How and why do you bring color to your bronzes?

Legends of the Americas by Sunti Pichetchaiyakul

In Thailand, I always created my surrealistic or impressionistic bronzes as one color – black, gold, emerald green, etc. Yet, since beginning my realistic bronze work in America, I have been experimenting with my patinas, integrating the same technique I use when hand-painting my fiberglass resin sculptures. The best way to complement the realistic sculpting is to add realistic color, without cheapening the classic medium of bronze.

I’ve noticed a very distinct contrast between the colorful and extravagant patinas on surrealistic sculptures in Asia to the very dull and muted patinas on impressionistic bronzes in Europe and North America. While bright colors continue to have symbolic significance in Asia, it seems as though many bronzes in the West are mimicked after the bronze artists who, hundreds of years ago, had no access to color. Dark patinas are also very simple to apply. Thus, adding color to bronze in a way that compliments the medium is not only very challenging, but also quite “cutting-edge,” as many visitors in my gallery have expressed.

When I apply my patinas, using the classic techniques of patina chemicals and a torch (not acrylic paint), I aim to create a very natural look that appears opaque in the dark, yet lively and colorful in the light. As these sculptures age, the patina will fade into a soft, classic bronze color.

If you choose a classic brown patina, how do you sculpt in a way that makes a bronze look like it has color?

As bronze is all about using highlights and shadows, sculptors must first understand the art of drawing in black and white before expecting much success as a 3D artist. The repetition of drawing portraits has helped me understand the foundation and detail of a face, as well as differences from one face to another. Understanding how thick or how dark I should make the graphite lines based on the model’s real color has helped me recognize how to make my sculptures appear to have color.

The deeper a sculptor makes his lines, the darker the color will appear in bronze. Thus, when sculpting people with dark hair and eyebrows, there should be more lines and deeper lines, than that of someone with light hair.

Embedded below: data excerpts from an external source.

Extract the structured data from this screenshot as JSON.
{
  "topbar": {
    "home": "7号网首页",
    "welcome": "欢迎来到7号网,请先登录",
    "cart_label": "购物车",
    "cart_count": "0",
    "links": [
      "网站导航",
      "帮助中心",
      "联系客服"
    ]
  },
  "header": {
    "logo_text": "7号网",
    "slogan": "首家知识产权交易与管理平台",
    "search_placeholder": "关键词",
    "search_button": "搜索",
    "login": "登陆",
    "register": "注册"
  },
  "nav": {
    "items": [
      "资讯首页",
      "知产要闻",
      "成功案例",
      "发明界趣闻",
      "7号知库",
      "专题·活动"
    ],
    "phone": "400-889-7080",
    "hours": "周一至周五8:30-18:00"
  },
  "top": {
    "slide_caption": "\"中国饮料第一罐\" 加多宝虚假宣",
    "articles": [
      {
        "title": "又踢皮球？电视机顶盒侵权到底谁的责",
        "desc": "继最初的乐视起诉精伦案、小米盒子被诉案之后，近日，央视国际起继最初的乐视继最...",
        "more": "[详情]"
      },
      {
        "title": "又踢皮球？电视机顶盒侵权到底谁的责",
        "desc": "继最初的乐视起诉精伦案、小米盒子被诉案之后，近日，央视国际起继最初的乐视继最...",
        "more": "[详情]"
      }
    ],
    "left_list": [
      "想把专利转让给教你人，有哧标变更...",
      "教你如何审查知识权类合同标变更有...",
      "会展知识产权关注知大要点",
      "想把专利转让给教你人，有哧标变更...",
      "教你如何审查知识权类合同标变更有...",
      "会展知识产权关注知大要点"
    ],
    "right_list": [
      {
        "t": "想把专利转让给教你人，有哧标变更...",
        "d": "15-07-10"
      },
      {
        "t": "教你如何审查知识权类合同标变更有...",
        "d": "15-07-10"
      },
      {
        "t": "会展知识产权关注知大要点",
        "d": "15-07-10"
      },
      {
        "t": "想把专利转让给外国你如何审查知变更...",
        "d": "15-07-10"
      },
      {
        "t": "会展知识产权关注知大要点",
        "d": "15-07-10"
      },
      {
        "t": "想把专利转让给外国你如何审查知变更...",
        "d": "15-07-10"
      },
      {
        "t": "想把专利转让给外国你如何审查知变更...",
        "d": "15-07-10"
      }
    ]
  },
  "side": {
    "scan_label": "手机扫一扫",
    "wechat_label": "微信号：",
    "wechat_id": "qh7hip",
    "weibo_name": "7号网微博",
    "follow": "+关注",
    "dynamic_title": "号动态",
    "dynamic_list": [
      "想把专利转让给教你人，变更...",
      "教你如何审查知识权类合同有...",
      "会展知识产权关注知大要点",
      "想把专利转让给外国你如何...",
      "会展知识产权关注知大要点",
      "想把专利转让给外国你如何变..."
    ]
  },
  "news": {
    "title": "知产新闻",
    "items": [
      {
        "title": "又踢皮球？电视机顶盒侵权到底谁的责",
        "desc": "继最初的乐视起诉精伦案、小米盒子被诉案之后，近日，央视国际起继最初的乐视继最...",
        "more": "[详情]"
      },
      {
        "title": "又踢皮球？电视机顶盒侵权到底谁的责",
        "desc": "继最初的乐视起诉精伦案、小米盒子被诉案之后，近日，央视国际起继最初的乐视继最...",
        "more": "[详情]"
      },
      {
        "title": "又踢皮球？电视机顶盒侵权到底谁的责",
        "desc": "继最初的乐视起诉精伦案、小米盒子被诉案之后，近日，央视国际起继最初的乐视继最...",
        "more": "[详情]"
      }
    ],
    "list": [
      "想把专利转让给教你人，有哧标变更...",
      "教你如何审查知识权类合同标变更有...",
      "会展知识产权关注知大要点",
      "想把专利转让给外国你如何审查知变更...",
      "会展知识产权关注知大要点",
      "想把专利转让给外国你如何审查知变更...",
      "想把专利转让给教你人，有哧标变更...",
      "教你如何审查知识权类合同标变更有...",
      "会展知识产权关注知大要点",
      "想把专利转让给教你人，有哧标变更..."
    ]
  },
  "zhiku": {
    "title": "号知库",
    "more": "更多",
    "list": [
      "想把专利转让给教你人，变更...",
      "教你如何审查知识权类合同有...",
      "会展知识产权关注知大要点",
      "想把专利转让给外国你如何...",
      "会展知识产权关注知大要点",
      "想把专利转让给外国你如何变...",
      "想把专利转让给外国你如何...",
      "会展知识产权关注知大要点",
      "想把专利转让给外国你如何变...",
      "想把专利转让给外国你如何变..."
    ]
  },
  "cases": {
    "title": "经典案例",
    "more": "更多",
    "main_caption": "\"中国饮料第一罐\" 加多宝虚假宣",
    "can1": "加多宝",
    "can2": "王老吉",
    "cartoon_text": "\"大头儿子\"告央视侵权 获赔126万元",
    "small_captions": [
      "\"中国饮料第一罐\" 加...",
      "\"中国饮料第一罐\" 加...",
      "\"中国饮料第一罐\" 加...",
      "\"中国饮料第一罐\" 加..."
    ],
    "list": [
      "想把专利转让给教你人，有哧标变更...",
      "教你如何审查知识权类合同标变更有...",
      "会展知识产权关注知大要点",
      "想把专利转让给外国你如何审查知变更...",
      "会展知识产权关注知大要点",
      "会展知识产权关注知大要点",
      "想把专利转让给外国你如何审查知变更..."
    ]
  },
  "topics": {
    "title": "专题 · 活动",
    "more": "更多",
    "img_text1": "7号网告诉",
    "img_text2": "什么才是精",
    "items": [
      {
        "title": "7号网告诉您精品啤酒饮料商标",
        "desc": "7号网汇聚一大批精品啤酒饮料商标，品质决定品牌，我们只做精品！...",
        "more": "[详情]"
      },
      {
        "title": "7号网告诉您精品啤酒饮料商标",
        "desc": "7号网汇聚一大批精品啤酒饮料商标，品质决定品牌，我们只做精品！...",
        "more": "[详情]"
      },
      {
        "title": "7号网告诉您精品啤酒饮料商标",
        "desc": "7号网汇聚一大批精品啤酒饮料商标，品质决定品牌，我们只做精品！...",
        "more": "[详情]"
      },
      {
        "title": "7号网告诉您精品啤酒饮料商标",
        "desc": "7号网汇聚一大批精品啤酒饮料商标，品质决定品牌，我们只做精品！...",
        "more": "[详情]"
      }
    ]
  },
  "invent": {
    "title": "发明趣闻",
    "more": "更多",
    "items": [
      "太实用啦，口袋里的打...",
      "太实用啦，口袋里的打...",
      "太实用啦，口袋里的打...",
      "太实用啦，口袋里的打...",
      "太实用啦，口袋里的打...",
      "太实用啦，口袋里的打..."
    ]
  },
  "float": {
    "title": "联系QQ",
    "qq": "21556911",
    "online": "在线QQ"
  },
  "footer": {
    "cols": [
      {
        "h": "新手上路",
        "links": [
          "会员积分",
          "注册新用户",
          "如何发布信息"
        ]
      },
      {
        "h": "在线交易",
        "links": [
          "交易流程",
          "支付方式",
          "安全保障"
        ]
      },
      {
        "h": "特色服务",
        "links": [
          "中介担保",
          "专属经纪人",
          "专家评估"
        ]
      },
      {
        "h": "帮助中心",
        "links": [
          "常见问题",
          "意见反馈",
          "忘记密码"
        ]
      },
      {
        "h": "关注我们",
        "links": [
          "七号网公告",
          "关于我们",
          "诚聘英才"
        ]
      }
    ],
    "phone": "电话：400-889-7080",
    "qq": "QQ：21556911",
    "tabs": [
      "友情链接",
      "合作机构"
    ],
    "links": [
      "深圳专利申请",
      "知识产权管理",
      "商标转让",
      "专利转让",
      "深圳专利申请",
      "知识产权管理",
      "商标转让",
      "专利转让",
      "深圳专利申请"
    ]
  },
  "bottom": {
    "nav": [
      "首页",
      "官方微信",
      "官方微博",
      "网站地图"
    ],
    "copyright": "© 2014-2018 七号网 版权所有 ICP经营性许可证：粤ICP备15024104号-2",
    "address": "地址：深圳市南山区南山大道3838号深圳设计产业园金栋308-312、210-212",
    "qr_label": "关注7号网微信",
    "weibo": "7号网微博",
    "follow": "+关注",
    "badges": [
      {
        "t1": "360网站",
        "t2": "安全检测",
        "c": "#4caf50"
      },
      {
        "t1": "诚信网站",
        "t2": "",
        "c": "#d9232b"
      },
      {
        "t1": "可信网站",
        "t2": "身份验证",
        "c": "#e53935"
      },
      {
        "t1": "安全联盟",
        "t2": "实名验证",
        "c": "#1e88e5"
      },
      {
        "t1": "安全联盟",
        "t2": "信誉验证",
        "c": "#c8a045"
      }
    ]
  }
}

This is also the case for the eyes. Black eyes should be sculpted the deepest, while blue eyes should be sculpted a bit more shallow. While a person’s upper lip is usually darker than his/her lower lip, sculptors must know to accent the upper lip with a deeper line than that of the bottom lip. I have learned to visualize people as one color, which is helpful when working with wax, as the adding and subtracting process using different heats causes discoloration in my wax sculptures.

What are the challenges of working from a photograph?

Please visit our FAQ Fiberglass Resin link.

If you hire a bronze foundry, why do so much of the work yourself?

Artists are their own worst critics. Being a perfectionist, I expect every step of my work to be finished to my expectation. If I leave the work to someone else, I find myself unsatisfied with the finished product, or that some of the detail I sculpted was actually lost in the process. I have used multiple foundries and have had similar outcomes, simply because I am so meticulous. For this reason, I create my own molds, chase and assemble the waxes, assist in chasing the bronze, direct the welding, and apply my own patinas using patina chemicals and a torch.

What is the future of your Legends of the Americas Collection?

The purpose of the collection is to commemorate heroic figures of the American Continent so that viewers may “Relive the Legend” and remember their stories and teachings. The collection began with Native American leaders and will not only include explorers & pioneers, but also prominent figures of the western frontier, freedom fighters, masterminds, and more. I intend to eventually begin a Legends of the World Collection, beginning with Jesus of Nazareth as well as His Holiness the 14th Dalai Lama of Tibet. In commemorating these honorable and heroic individuals, I also donate a percentage of sales to non-profit organizations that correspond with the creed and intention of that individual.